Social media has long been the bane of anyone with less-than-stellar self esteem. But three popular platforms are working to change that.
In honor of National Eating Disorder Awareness Week in the US, Instagram, Pinterest, and TikTok each launched new policies and features aimed at providing support for users affected by negative body image or an eating disorder.
While Instagram outwardly rejects content promoting or encouraging self-harm and eating disorders (and blurs potentially triggering images), the social network remains a hotbed of unrealistic ideals of beauty.
“We’ve heard from experts that we would support people more if we made available dedicated resources to cope with eating disorders or body dissatisfaction,” parent company Facebook said in an announcement. “Which is why we are introducing new resources specific to body image issues.” That includes contacts for local eating disorder hotlines in Canada, the UK, and Australia, as well as advice on building body confidence from the National Eating Disorders Association (NEDA) in the US.
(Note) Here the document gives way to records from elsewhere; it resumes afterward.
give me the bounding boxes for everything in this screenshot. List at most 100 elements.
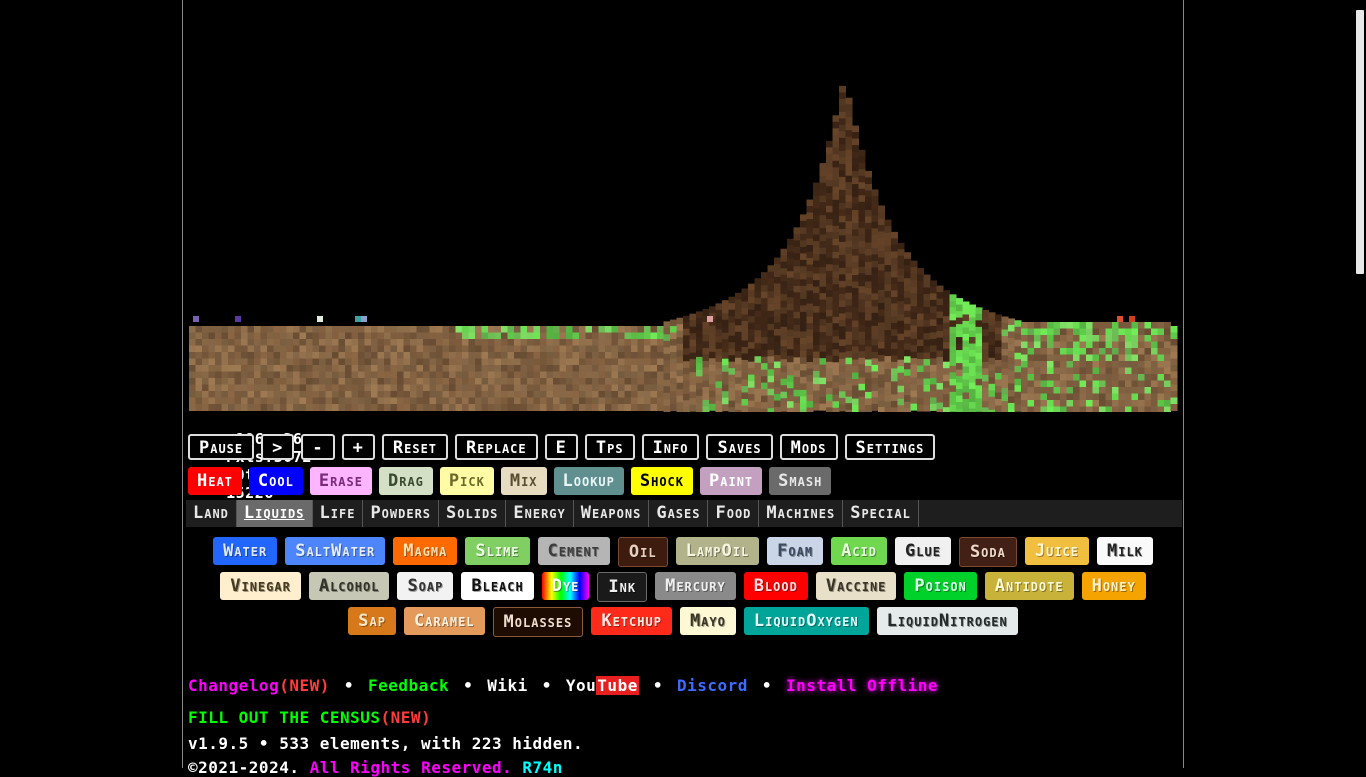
sim-pixel — [897, 307, 905, 315]
caramel-element-button[interactable]: Caramel — [403, 607, 485, 635]
tab-machines[interactable]: Machines — [759, 500, 844, 527]
bleach-element-button[interactable]: Bleach — [461, 572, 534, 600]
mercury-element-button[interactable]: Mercury — [655, 572, 736, 600]
sim-pixel — [793, 350, 801, 358]
magma-element-button[interactable]: Magma — [393, 537, 458, 565]
oil-element-button[interactable]: Oil — [617, 537, 668, 567]
ketchup-element-button[interactable]: Ketchup — [591, 607, 672, 635]
sim-pixel — [871, 377, 879, 385]
replace-button[interactable]: Replace — [455, 434, 538, 460]
molasses-element-button[interactable]: Molasses — [492, 607, 584, 637]
discord-link[interactable]: Discord — [677, 676, 748, 695]
poison-element-button[interactable]: Poison — [904, 572, 977, 600]
plus-button[interactable]: + — [341, 434, 375, 460]
sim-pixel — [475, 384, 482, 392]
mix-tool-button[interactable]: Mix — [500, 467, 547, 495]
wiki-link[interactable]: Wiki — [487, 676, 528, 695]
page-scrollbar[interactable] — [1354, 0, 1366, 768]
heat-tool-button[interactable]: Heat — [188, 467, 242, 495]
sim-pixel — [319, 365, 326, 372]
sim-pixel — [436, 339, 443, 346]
blood-element-button[interactable]: Blood — [743, 572, 808, 600]
liquidnitrogen-element-button[interactable]: LiquidNitrogen — [876, 607, 1018, 635]
simulation-canvas[interactable] — [189, 0, 1180, 412]
tab-powders[interactable]: Powders — [363, 500, 440, 527]
sim-pixel — [780, 339, 788, 347]
mods-button[interactable]: Mods — [779, 434, 838, 460]
antidote-element-button[interactable]: Antidote — [984, 572, 1074, 600]
vaccine-element-button[interactable]: Vaccine — [815, 572, 897, 600]
youtube-link[interactable]: YouTube — [566, 676, 639, 695]
sim-pixel — [637, 358, 645, 366]
sim-pixel — [657, 378, 664, 385]
cement-element-button[interactable]: Cement — [537, 537, 610, 565]
acid-element-button[interactable]: Acid — [831, 537, 888, 565]
sim-pixel — [813, 338, 820, 346]
tab-land[interactable]: Land — [186, 500, 237, 527]
changelog-link[interactable]: Changelog(NEW) — [188, 676, 330, 695]
cool-tool-button[interactable]: Cool — [248, 467, 303, 495]
shock-tool-button[interactable]: Shock — [630, 467, 694, 495]
tab-gases[interactable]: Gases — [649, 500, 709, 527]
liquidoxygen-element-button[interactable]: LiquidOxygen — [743, 607, 869, 635]
e-button[interactable]: E — [544, 434, 578, 460]
sim-pixel — [709, 403, 716, 411]
sim-pixel — [761, 311, 768, 319]
dye-element-button[interactable]: Dye — [541, 572, 590, 600]
juice-element-button[interactable]: Juice — [1024, 537, 1089, 565]
sim-pixel — [917, 391, 924, 399]
tab-life[interactable]: Life — [313, 500, 364, 527]
glue-element-button[interactable]: Glue — [895, 537, 951, 565]
tab-liquids[interactable]: Liquids — [236, 500, 313, 527]
tab-weapons[interactable]: Weapons — [574, 500, 650, 527]
honey-element-button[interactable]: Honey — [1081, 572, 1146, 600]
water-element-button[interactable]: Water — [213, 537, 278, 565]
sim-pixel — [312, 384, 320, 392]
lampoil-element-button[interactable]: LampOil — [675, 537, 760, 565]
sim-pixel — [351, 365, 359, 372]
soap-element-button[interactable]: Soap — [397, 572, 454, 600]
pause-button[interactable]: Pause — [188, 434, 255, 460]
milk-element-button[interactable]: Milk — [1097, 537, 1153, 565]
tab-energy[interactable]: Energy — [506, 500, 574, 527]
alcohol-element-button[interactable]: Alcohol — [308, 572, 390, 600]
sap-element-button[interactable]: Sap — [348, 607, 396, 635]
saves-button[interactable]: Saves — [706, 434, 773, 460]
install-offline-link[interactable]: Install Offline — [786, 676, 938, 695]
feedback-link[interactable]: Feedback — [368, 676, 449, 695]
sim-pixel — [377, 352, 385, 359]
settings-button[interactable]: Settings — [844, 434, 936, 460]
sim-pixel — [559, 345, 567, 353]
tab-food[interactable]: Food — [708, 500, 760, 527]
vinegar-element-button[interactable]: Vinegar — [220, 572, 301, 600]
sim-pixel — [1066, 400, 1074, 407]
sim-pixel — [1125, 393, 1132, 401]
tab-special[interactable]: Special — [843, 500, 919, 527]
step-button[interactable]: > — [261, 434, 295, 460]
paint-tool-button[interactable]: Paint — [700, 467, 763, 495]
erase-tool-button[interactable]: Erase — [309, 467, 372, 495]
drag-tool-button[interactable]: Drag — [378, 467, 433, 495]
simulation-svg[interactable] — [189, 0, 1180, 412]
foam-element-button[interactable]: Foam — [767, 537, 824, 565]
sim-pixel — [189, 371, 196, 379]
sim-pixel — [559, 358, 567, 366]
sim-pixel — [852, 236, 859, 244]
tps-button[interactable]: Tps — [584, 434, 635, 460]
smash-tool-button[interactable]: Smash — [769, 467, 832, 495]
lookup-tool-button[interactable]: Lookup — [553, 467, 624, 495]
slime-element-button[interactable]: Slime — [465, 537, 530, 565]
census-link[interactable]: FILL OUT THE CENSUS(NEW) — [188, 708, 431, 727]
pick-tool-button[interactable]: Pick — [439, 467, 494, 495]
info-button[interactable]: Info — [641, 434, 700, 460]
minus-button[interactable]: - — [301, 434, 335, 460]
saltwater-element-button[interactable]: SaltWater — [285, 537, 386, 565]
soda-element-button[interactable]: Soda — [958, 537, 1017, 567]
separator: • — [343, 676, 355, 695]
tab-solids[interactable]: Solids — [439, 500, 507, 527]
sim-pixel — [865, 398, 872, 406]
ink-element-button[interactable]: Ink — [597, 572, 648, 602]
reset-button[interactable]: Reset — [381, 434, 449, 460]
scrollbar-thumb[interactable] — [1356, 10, 1364, 274]
mayo-element-button[interactable]: Mayo — [679, 607, 736, 635]
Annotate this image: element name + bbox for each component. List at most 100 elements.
If someone queries terms related to disordered eating, Instagram will share external resources first, before showing search results. The same goes for sharing information or if a concerned user wants to offer digital support. “In the coming weeks, we’ll also make it easier to connect with friends in the moment by adding the ability to message on Instagram directly from the resources,” Facebook said.
In honor of National Eating Disorders Awareness Week (Feb. 22-28), Instagram enlisted community leaders Mik Zazon, James Rose, and Kendra Austin to share Reels encouraging positive body image, pushing back against weight stigma and harmful stereotypes, and showing that “all bodies are worthy and deserve to be celebrated.”
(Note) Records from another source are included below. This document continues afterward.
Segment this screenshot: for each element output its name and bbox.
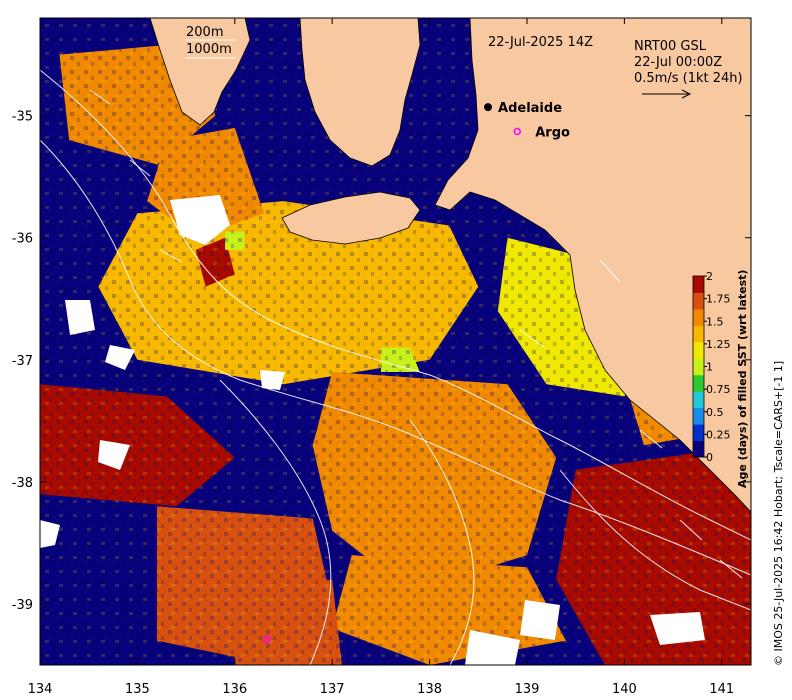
y-tick-label: -37 (12, 354, 33, 369)
colorbar-segment (693, 292, 704, 310)
sst-age-map: 134 135 136 137 138 139 140 141 -35 -36 -37 -38 -39… (12, 17, 785, 697)
colorbar-tick-label: 1.75 (706, 293, 731, 306)
colorbar-segment (693, 341, 704, 359)
place-label: Argo (535, 126, 570, 141)
colorbar-segment (693, 308, 704, 326)
colorbar-tick-label: 1.5 (706, 315, 724, 328)
colorbar-title: Age (days) of filled SST (wrt latest) (736, 270, 749, 488)
date-time-label: 22-Jul-2025 14Z (488, 35, 593, 50)
colorbar-tick-label: 2 (706, 270, 713, 283)
y-tick-label: -36 (12, 232, 33, 247)
x-tick-label: 135 (125, 682, 150, 697)
credit-text: © IMOS 25-Jul-2025 16:42 Hobart; Tscale=… (772, 361, 785, 666)
isobath-1000m-label: 1000m (186, 42, 232, 57)
x-tick-label: 141 (709, 682, 734, 697)
x-tick-label: 138 (417, 682, 442, 697)
colorbar-segment (693, 325, 704, 343)
colorbar-tick-label: 0.75 (706, 383, 731, 396)
colorbar-segment (693, 407, 704, 425)
product-label: NRT00 GSL (634, 39, 707, 54)
adelaide-marker (484, 103, 493, 112)
y-tick-label: -39 (12, 598, 33, 613)
colorbar-tick-label: 1.25 (706, 338, 731, 351)
colorbar-segment (693, 358, 704, 376)
y-tick-label: -38 (12, 476, 33, 491)
x-tick-label: 140 (612, 682, 637, 697)
colorbar-segment (693, 424, 704, 442)
x-tick-label: 139 (515, 682, 540, 697)
colorbar-segment (693, 374, 704, 392)
y-tick-label: -35 (12, 110, 33, 125)
colorbar-tick-label: 0 (706, 451, 713, 464)
field-time-label: 22-Jul 00:00Z (634, 55, 722, 70)
colorbar-tick-label: 0.25 (706, 428, 731, 441)
colorbar-gradient (693, 276, 704, 458)
colorbar-tick-label: 1 (706, 361, 713, 374)
current-scale-label: 0.5m/s (1kt 24h) (634, 71, 743, 86)
colorbar-segment (693, 391, 704, 409)
x-tick-label: 137 (320, 682, 345, 697)
colorbar-segment (693, 440, 704, 458)
map-content (40, 18, 751, 665)
x-tick-label: 134 (28, 682, 53, 697)
isobath-200m-label: 200m (186, 25, 223, 40)
x-tick-label: 136 (222, 682, 247, 697)
colorbar-tick-label: 0.5 (706, 406, 724, 419)
colorbar-segment (693, 276, 704, 293)
place-label: Adelaide (498, 101, 562, 116)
Popular among children and teenagers, TikTok has come under fire for cyberbullying: A 2020 report suggests the video-sharing platform censored users with an “abnormal body shape,” “ugly facial looks,” an “obvious beer belly,” and other aesthetic qualities. Now, in a major step toward inclusivity, TikTok is rolling out new features to “provide support to anyone struggling with an eating disorder.” Starting this week, when someone searches for #edrecovery, #proana, or other related phrases, the site will highlight the NEDA helpline and information about treatment options.
“We’re constantly inspired by stories of our community members lifting up one another and supporting those who are affected by body image and eating disorders,” Tara Wadhwa, director of policy for TikTok US, said in a statement. “To aid these conversations, we’re introducing new resources to provide access to help from expert organizations directly from our app.”
Look for expert tips on how to identify negative self-talk, think about your own positive attributes and strengths, or support a struggling friend, as well as permanent public service announcements via hashtags like #whatieatinaday, #emotionaleatingtips, #bingerecovery, and others. This week in particular, TikTok is inviting its community to discuss issues related to food, exercise, and body image; visit the Discover page to learn more about NEDAwareness and warning signs and symptoms of an eating disorder.
Pinterest has been battling eating disorders and self-harm since 2012, when it finally removed pro-anorexia pins. Nearly a decade later, the firm is going even further to support people, raise awareness, and build communities of recovery.
“Our role is to help people find the resources they need from a professional, and we’re making it easier to reach those experts when they need it,” according to a company blog post, highlighting a fresh feature that sends users searching for eating disorder keywords directly to the NEDA website.
Pinterest is also donating ad credits to encourage people to tune into NEDAwareness Week events, and story pins will be used to generate awareness, along with a feature educating folks about eating disorders communication and recovery on the Today tab.
“A positive and more inspired internet is a better place to be for the world,” the blog said. “And that means continuing to work hard and maintain Pinterest as a place for positivity.”